= Burden of Desire =

1992 book written by Robert MacNeil

Burden of Desire (1992) is a large mass-market book based on the Halifax Explosion of 1917 written by Canadian-born journalist Robert MacNeil. MacNeil, who hosted the MacNeil/Lehrer NewsHour, has also published other fiction and non-fiction books including The Story of English (1986), Breaking News (1999) and Wordstruck: A Memoir (1989).

Burden of Desire centres on the love triangle of bohemian belle Julia Montgomery Robertson, Freudian professor Stewart MacPherson, and Anglican minister Peter Wentworth. Julia pens a diary detailing her sexual fantasies, which falls into the hands of both Peter and Stewart after the Halifax Explosion. Writing into the diary at the moment of the blast, Julia hides the book into a coat, which is later donated to Peter who is collecting on behalf of suddenly homeless Haligonians from the north end of the city.

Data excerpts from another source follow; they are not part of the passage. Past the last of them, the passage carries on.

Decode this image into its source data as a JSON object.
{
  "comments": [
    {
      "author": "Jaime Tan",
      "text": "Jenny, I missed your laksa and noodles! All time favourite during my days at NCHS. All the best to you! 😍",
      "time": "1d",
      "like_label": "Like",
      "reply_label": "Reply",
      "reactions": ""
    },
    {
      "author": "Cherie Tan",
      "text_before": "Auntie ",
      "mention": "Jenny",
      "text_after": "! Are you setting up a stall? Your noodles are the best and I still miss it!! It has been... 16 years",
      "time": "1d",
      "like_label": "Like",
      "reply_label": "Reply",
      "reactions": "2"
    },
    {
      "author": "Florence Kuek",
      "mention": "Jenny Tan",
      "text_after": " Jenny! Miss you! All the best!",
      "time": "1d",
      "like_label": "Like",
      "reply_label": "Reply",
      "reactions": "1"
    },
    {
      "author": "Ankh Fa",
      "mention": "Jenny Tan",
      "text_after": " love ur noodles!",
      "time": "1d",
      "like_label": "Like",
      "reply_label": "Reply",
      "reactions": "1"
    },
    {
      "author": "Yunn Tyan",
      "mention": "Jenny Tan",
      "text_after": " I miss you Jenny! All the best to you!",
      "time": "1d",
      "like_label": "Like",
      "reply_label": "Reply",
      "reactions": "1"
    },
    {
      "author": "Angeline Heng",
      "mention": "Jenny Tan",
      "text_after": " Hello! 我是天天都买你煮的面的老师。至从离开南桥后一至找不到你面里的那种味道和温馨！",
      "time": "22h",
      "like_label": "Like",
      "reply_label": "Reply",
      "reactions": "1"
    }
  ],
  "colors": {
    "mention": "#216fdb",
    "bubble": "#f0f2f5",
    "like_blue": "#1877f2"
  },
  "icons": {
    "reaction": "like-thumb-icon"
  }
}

The novel explores the repression and expression of sexual desire during the 1910s, as well as contemporary issues such as posttraumatic stress disorder, postnatal depression, heroism, Freudian Psychoanalysis, and Modern art. Not only does the novel look at how Haligonians are affected by the disaster, Burden of Desire provides an intimate look into society at the time - although it focuses mostly on the middle to upper classes of the south end of the Halifax peninsula, which was not affected as traumatically by the explosion as was the north end of the city.